Última, mas não menos importante, observação. Devido à sua produtividade relativamente inferior à média estadunidense, essas indústrias tradicionais localizadas no setor de bens não duráveis são também as mais vulneráveis à concorrência das economias dominadas low cost, como Haiti, Brasil, China e centenas de outros frágeis e trôpegos estados nacionais integrados passivamente às cadeias produtivas globais.
A “guerra comercial” que o governo norte-americano abre atualmente em várias partes do mundo, a mais visível com a China, diz respeito à proteção dessas indústrias tradicionais do setor de não duráveis.
Elas formam grande parte do chamado rust belt (cinturão da ferrugem) da economia estadunidense – milhares de empresas e centenas de cidades outrora florescentes agora atingidas diretamente pela desindustrialização provocada pela globalização do capital criada e comandada pelos próprios EUA.
Essas empresas e cidades semimortas são socialmente importantes para o destino da governabilidade capitalista no interior do seu próprio território. Na superfície do processo, são determinantes até para a eleição do presidente da República e outros políticos. É fato notório que o atual presidente dos EUA foi eleito com os votos desses descartados da globalização. Fizeram a diferença na apuração final dos votos.

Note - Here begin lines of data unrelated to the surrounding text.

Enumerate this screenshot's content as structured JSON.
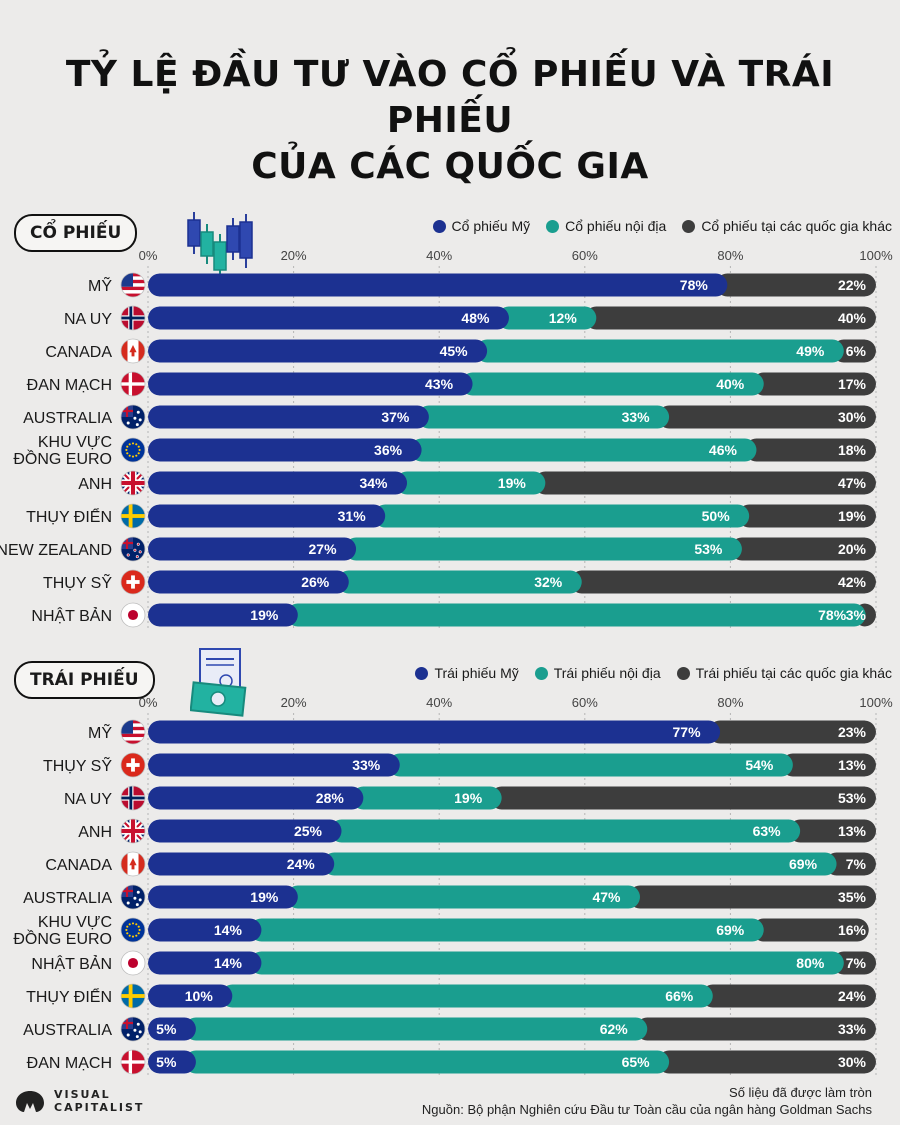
{
  "title": {
    "line1": "TỶ LỆ ĐẦU TƯ VÀO CỔ PHIẾU VÀ TRÁI PHIẾU",
    "line2": "CỦA CÁC QUỐC GIA"
  },
  "colors": {
    "us": "#1c3191",
    "domestic": "#1a9e8f",
    "other": "#3d3d3d"
  },
  "chart_data": [
    {
      "type": "bar",
      "stacked": true,
      "orientation": "horizontal",
      "title": "CỔ PHIẾU",
      "legend": [
        "Cổ phiếu Mỹ",
        "Cổ phiếu nội địa",
        "Cổ phiếu tại các quốc gia khác"
      ],
      "ticks": [
        "0%",
        "20%",
        "40%",
        "60%",
        "80%",
        "100%"
      ],
      "xlim": [
        0,
        100
      ],
      "categories": [
        {
          "label": [
            "MỸ"
          ],
          "flag": "us"
        },
        {
          "label": [
            "NA UY"
          ],
          "flag": "no"
        },
        {
          "label": [
            "CANADA"
          ],
          "flag": "ca"
        },
        {
          "label": [
            "ĐAN MẠCH"
          ],
          "flag": "dk"
        },
        {
          "label": [
            "AUSTRALIA"
          ],
          "flag": "au"
        },
        {
          "label": [
            "KHU VỰC",
            "ĐỒNG EURO"
          ],
          "flag": "eu"
        },
        {
          "label": [
            "ANH"
          ],
          "flag": "uk"
        },
        {
          "label": [
            "THỤY ĐIỂN"
          ],
          "flag": "se"
        },
        {
          "label": [
            "NEW ZEALAND"
          ],
          "flag": "nz"
        },
        {
          "label": [
            "THỤY SỸ"
          ],
          "flag": "ch"
        },
        {
          "label": [
            "NHẬT BẢN"
          ],
          "flag": "jp"
        }
      ],
      "series": [
        {
          "name": "Cổ phiếu Mỹ",
          "values": [
            78,
            48,
            45,
            43,
            37,
            36,
            34,
            31,
            27,
            26,
            19
          ]
        },
        {
          "name": "Cổ phiếu nội địa",
          "values": [
            0,
            12,
            49,
            40,
            33,
            46,
            19,
            50,
            53,
            32,
            78
          ]
        },
        {
          "name": "Cổ phiếu tại các quốc gia khác",
          "values": [
            22,
            40,
            6,
            17,
            30,
            18,
            47,
            19,
            20,
            42,
            3
          ]
        }
      ]
    },
    {
      "type": "bar",
      "stacked": true,
      "orientation": "horizontal",
      "title": "TRÁI PHIẾU",
      "legend": [
        "Trái phiếu Mỹ",
        "Trái phiếu nội địa",
        "Trái phiếu tại các quốc gia khác"
      ],
      "ticks": [
        "0%",
        "20%",
        "40%",
        "60%",
        "80%",
        "100%"
      ],
      "xlim": [
        0,
        100
      ],
      "categories": [
        {
          "label": [
            "MỸ"
          ],
          "flag": "us"
        },
        {
          "label": [
            "THỤY SỸ"
          ],
          "flag": "ch"
        },
        {
          "label": [
            "NA UY"
          ],
          "flag": "no"
        },
        {
          "label": [
            "ANH"
          ],
          "flag": "uk"
        },
        {
          "label": [
            "CANADA"
          ],
          "flag": "ca"
        },
        {
          "label": [
            "AUSTRALIA"
          ],
          "flag": "au"
        },
        {
          "label": [
            "KHU VỰC",
            "ĐỒNG EURO"
          ],
          "flag": "eu"
        },
        {
          "label": [
            "NHẬT BẢN"
          ],
          "flag": "jp"
        },
        {
          "label": [
            "THỤY ĐIỂN"
          ],
          "flag": "se"
        },
        {
          "label": [
            "AUSTRALIA"
          ],
          "flag": "au"
        },
        {
          "label": [
            "ĐAN MẠCH"
          ],
          "flag": "dk"
        }
      ],
      "series": [
        {
          "name": "Trái phiếu Mỹ",
          "values": [
            77,
            33,
            28,
            25,
            24,
            19,
            14,
            14,
            10,
            5,
            5
          ]
        },
        {
          "name": "Trái phiếu nội địa",
          "values": [
            0,
            54,
            19,
            63,
            69,
            47,
            69,
            80,
            66,
            62,
            65
          ]
        },
        {
          "name": "Trái phiếu tại các quốc gia khác",
          "values": [
            23,
            13,
            53,
            13,
            7,
            35,
            16,
            7,
            24,
            33,
            30
          ]
        }
      ]
    }
  ],
  "footer": {
    "note": "Số liệu đã được làm tròn",
    "source": "Nguồn: Bộ phận Nghiên cứu Đầu tư Toàn cầu của ngân hàng Goldman Sachs",
    "logo_line1": "VISUAL",
    "logo_line2": "CAPITALIST"
  }
}
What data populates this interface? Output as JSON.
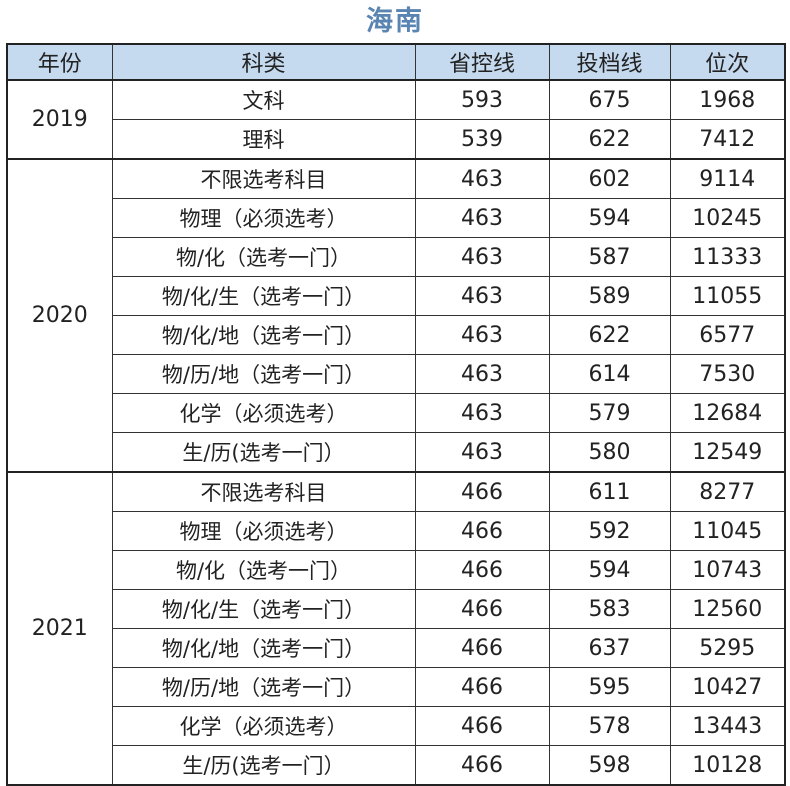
{
  "title": "海南",
  "headers": [
    "年份",
    "科类",
    "省控线",
    "投档线",
    "位次"
  ],
  "groups": [
    {
      "year": "2019",
      "rows": [
        {
          "category": "文科",
          "provincial": "593",
          "cutoff": "675",
          "rank": "1968"
        },
        {
          "category": "理科",
          "provincial": "539",
          "cutoff": "622",
          "rank": "7412"
        }
      ]
    },
    {
      "year": "2020",
      "rows": [
        {
          "category": "不限选考科目",
          "provincial": "463",
          "cutoff": "602",
          "rank": "9114"
        },
        {
          "category": "物理（必须选考）",
          "provincial": "463",
          "cutoff": "594",
          "rank": "10245"
        },
        {
          "category": "物/化（选考一门）",
          "provincial": "463",
          "cutoff": "587",
          "rank": "11333"
        },
        {
          "category": "物/化/生（选考一门）",
          "provincial": "463",
          "cutoff": "589",
          "rank": "11055"
        },
        {
          "category": "物/化/地（选考一门）",
          "provincial": "463",
          "cutoff": "622",
          "rank": "6577"
        },
        {
          "category": "物/历/地（选考一门）",
          "provincial": "463",
          "cutoff": "614",
          "rank": "7530"
        },
        {
          "category": "化学（必须选考）",
          "provincial": "463",
          "cutoff": "579",
          "rank": "12684"
        },
        {
          "category": "生/历(选考一门）",
          "provincial": "463",
          "cutoff": "580",
          "rank": "12549"
        }
      ]
    },
    {
      "year": "2021",
      "rows": [
        {
          "category": "不限选考科目",
          "provincial": "466",
          "cutoff": "611",
          "rank": "8277"
        },
        {
          "category": "物理（必须选考）",
          "provincial": "466",
          "cutoff": "592",
          "rank": "11045"
        },
        {
          "category": "物/化（选考一门）",
          "provincial": "466",
          "cutoff": "594",
          "rank": "10743"
        },
        {
          "category": "物/化/生（选考一门）",
          "provincial": "466",
          "cutoff": "583",
          "rank": "12560"
        },
        {
          "category": "物/化/地（选考一门）",
          "provincial": "466",
          "cutoff": "637",
          "rank": "5295"
        },
        {
          "category": "物/历/地（选考一门）",
          "provincial": "466",
          "cutoff": "595",
          "rank": "10427"
        },
        {
          "category": "化学（必须选考）",
          "provincial": "466",
          "cutoff": "578",
          "rank": "13443"
        },
        {
          "category": "生/历(选考一门）",
          "provincial": "466",
          "cutoff": "598",
          "rank": "10128"
        }
      ]
    }
  ]
}
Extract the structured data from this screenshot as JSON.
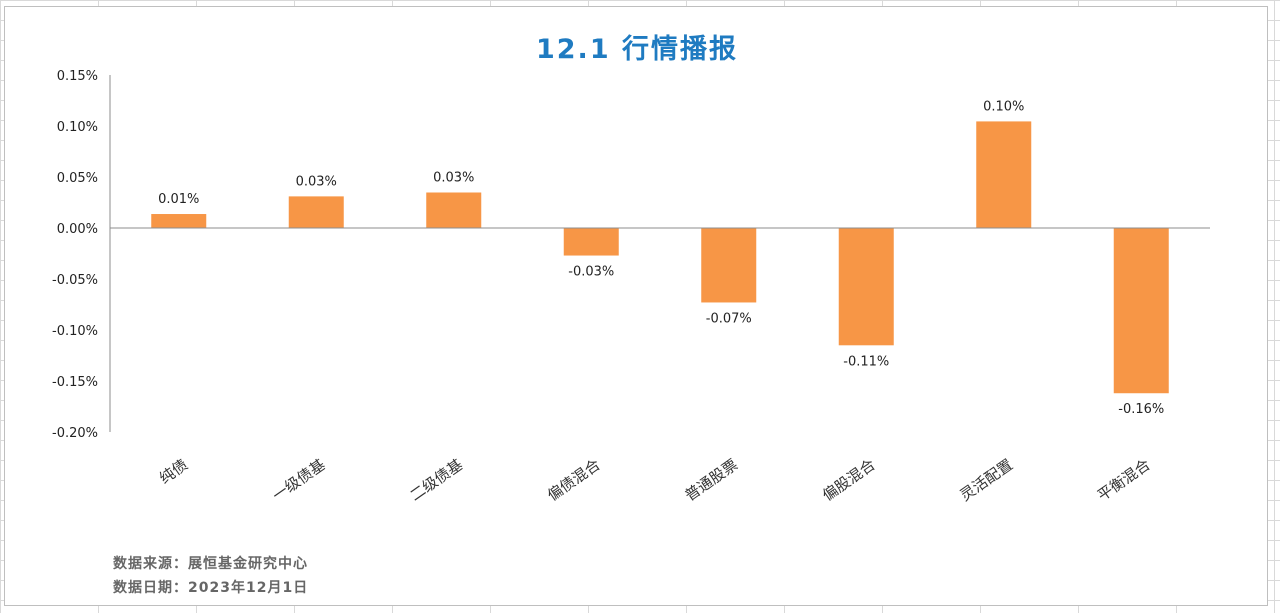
{
  "chart_data": {
    "type": "bar",
    "title": "12.1 行情播报",
    "categories": [
      "纯债",
      "一级债基",
      "二级债基",
      "偏债混合",
      "普通股票",
      "偏股混合",
      "灵活配置",
      "平衡混合"
    ],
    "values": [
      0.0137,
      0.031,
      0.0348,
      -0.027,
      -0.073,
      -0.115,
      0.1045,
      -0.162
    ],
    "data_labels": [
      "0.01%",
      "0.03%",
      "0.03%",
      "-0.03%",
      "-0.07%",
      "-0.11%",
      "0.10%",
      "-0.16%"
    ],
    "y_ticks": [
      "0.15%",
      "0.10%",
      "0.05%",
      "0.00%",
      "-0.05%",
      "-0.10%",
      "-0.15%",
      "-0.20%"
    ],
    "y_tick_values": [
      0.15,
      0.1,
      0.05,
      0.0,
      -0.05,
      -0.1,
      -0.15,
      -0.2
    ],
    "ylim": [
      -0.2,
      0.15
    ],
    "unit": "%",
    "bar_color": "#f79646",
    "grid": false,
    "legend": "none"
  },
  "footer": {
    "source": "数据来源：展恒基金研究中心",
    "date": "数据日期：2023年12月1日"
  },
  "colors": {
    "title": "#1f7bc1",
    "bar": "#f79646"
  }
}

Pois são exatamente esses seus providenciais eleitores do rust belt que o simpático presidente estadunidense atual deseja proteger dos chineses e outros menos poderosos competidores. Mesmo que para isso ele decrete o fim da globalização – pelo menos esta já desgastada velha senhora que reinou no mercado mundial nos últimos quarenta ou cinquenta anos.